Oppenheim to mention the photo album, according to the
company and Mr. Oppenheim. Neither Mr. Oppenheim nor
KVUE disclosed the relationship to viewers. During the
segment, Mr. Oppenheim praised products from other
companies, including: Atari Inc., Microsoft Corp., Mattel Inc.,
Leapfrog Enterprises Inc. and RadioShack Corp. All paid for
the privilege, Mr. Oppenheim says."
"The spot, bought by a public-relations company instead of an ad agency, is the latest twist in the morphing of news and public relations. As the media world
assesses new ground rules, producer Medialink Worldwide says "branded journalism" is the best way to advertise in a splintered market. Instead of sending
out video news releases in hopes that stations and cable networks will air them, PR firms are actually creating the newscast, then buying spots on networks the
way a Madison Avenue firm would. If viewers were confused before, they'll certainly have a hard time discerning news updates from mini-infomercials now."
Is that hurricane REALLY going to hit? Do cell phones REALLY cause brain cancer? Am I going to catch anthrax? Will the terrorists attack tomorrow?
The front page on the right, from the "Los Angeles Daily News", has two major "scare" headlines featuring the words "crash" and "toxins". The major photo story is about a tragic crime.

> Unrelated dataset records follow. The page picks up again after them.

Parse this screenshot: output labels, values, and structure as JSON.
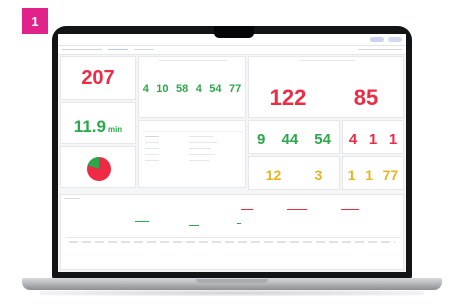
{
  "badge": {
    "number": "1"
  },
  "dashboard": {
    "panels": {
      "top_left_value": "207",
      "value_with_unit": "11.9",
      "unit": "min",
      "row_values": [
        "4",
        "10",
        "58",
        "4",
        "54",
        "77"
      ],
      "right_top_left": "122",
      "right_top_right": "85",
      "green_row": [
        "9",
        "44",
        "54"
      ],
      "red_row": [
        "4",
        "1",
        "1"
      ],
      "yellow_left": [
        "12",
        "3"
      ],
      "mixed_right": [
        "1",
        "1",
        "77"
      ]
    },
    "colors": {
      "red": "#ee2a44",
      "green": "#2aa84a",
      "yellow": "#e9b421",
      "badge": "#e0228a"
    },
    "pie": {
      "slices": [
        {
          "color": "#2aa84a",
          "fraction": 0.28
        },
        {
          "color": "#ee2a44",
          "fraction": 0.72
        }
      ]
    }
  }
}
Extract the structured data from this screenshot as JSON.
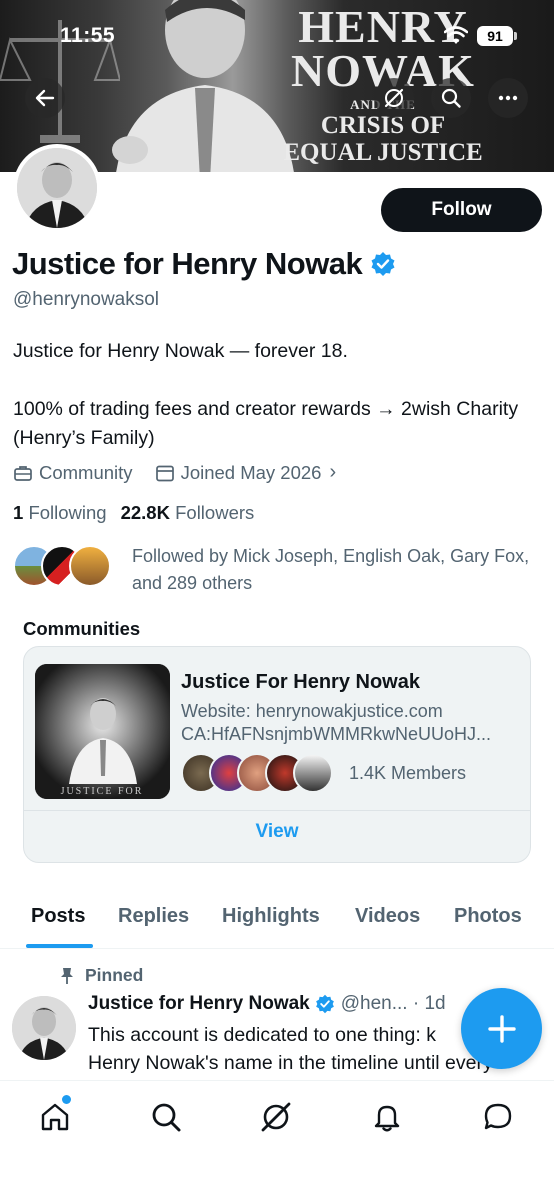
{
  "status_bar": {
    "time": "11:55",
    "battery": "91"
  },
  "banner": {
    "line1": "HENRY",
    "line2": "NOWAK",
    "line3": "AND THE",
    "line4": "CRISIS OF",
    "line5": "EQUAL JUSTICE"
  },
  "profile": {
    "follow_label": "Follow",
    "display_name": "Justice for Henry Nowak",
    "handle": "@henrynowaksol",
    "bio_line1": "Justice for Henry Nowak — forever 18.",
    "bio_line2": "100% of trading fees and creator rewards → 2wish Charity (Henry’s Family)",
    "category": "Community",
    "joined": "Joined May 2026",
    "following_count": "1",
    "following_label": "Following",
    "followers_count": "22.8K",
    "followers_label": "Followers",
    "followed_by": "Followed by Mick Joseph, English Oak, Gary Fox, and 289 others"
  },
  "communities": {
    "heading": "Communities",
    "name": "Justice For Henry Nowak",
    "website": "Website: henrynowakjustice.com",
    "ca": "CA:HfAFNsnjmbWMMRkwNeUUoHJ...",
    "members": "1.4K Members",
    "view_label": "View",
    "thumb_caption": "JUSTICE FOR"
  },
  "tabs": [
    "Posts",
    "Replies",
    "Highlights",
    "Videos",
    "Photos"
  ],
  "post": {
    "pinned_label": "Pinned",
    "name": "Justice for Henry Nowak",
    "handle_time": "@hen... · 1d",
    "text_line1": "This account is dedicated to one thing: k",
    "text_line2": "Henry Nowak's name in the timeline until every"
  },
  "colors": {
    "accent": "#1d9bf0",
    "text": "#0f1419",
    "muted": "#536471"
  }
}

The Module 2 reading, "The Other Parent" painted a dire picture of childhood. The media bombards us with warnings of "video game addicts" and "rampant drug use and sexual behavior" among teens.
But the reality is different from the media hype. The "2008 Index of Child Well-Being." notes "Our age-specific composite well-being indices show that improvements in child and
youth well-being across the 12 years from 1994 to 2006 have benefited the infancy/early childhood and middle childhood ages as well as the adolescent ages. The composite well-being indices for the three groups follow very similar trends."
"Among the indicators studied, there are several that show improving or 'good news'
trends from 1994 to 2006, including declining infant and early childhood mortality
rates, declining prevalence of blood lead poisoning, declining rates of mothers who
smoke during pregnancy, increasing enrollments of children ages 4-6 in full-day
kindergarten, increasing scores on mathematics and reading tests, declining rates of
6th graders who fear attack or harm in school or on the trip to and from school, and
increases in rates of participation in school-related extracurricular lessons."
Can AIDS be cured by magnets?
Is the kidnap victim alive?
Is the recession over?
Can I be cured by this treatment I read in the news?
In May, the New York Times reported "Within a year, if all goes well, the first cancer patient will be injected with two new drugs that can eradicate any type of cancer, with no obvious side effects and no drug resistance - in mice."
The report cautioned that high hopes for cancer cures have gone unfulfilled many times. But it also quoted the Nobel laureate James (Double Helix) Watson as saying that the scientist running the research "is going to cure cancer in two years." The article ran in May of 1998.
"Television journalism has a propensity to get into a competition to
be first with the obvious. In the wake of 60 Minutes demonstrating
that a television news program can be profitable, there has been, over
the past 25 years, an enormous amount of pressure for television
news to make money. You don't make money, for the most part, by
covering subjects like the economy, race relations, politics or foreign
policy. You're more inclined to make money by covering stories like
the stain on Monica Lewinsky's dress, or the O.J. Simpson story or
the tiny tot beauty queen who was murdered."
"Those kinds of stories get a ton of coverage ... The essence of journalism has to do with sorting out that which is important from that which
is not. We tend to focus on the trivial and ignore the important."
-Ted Koppel, interviewed by Mort Silverstein on "Television in America: An Autobiography."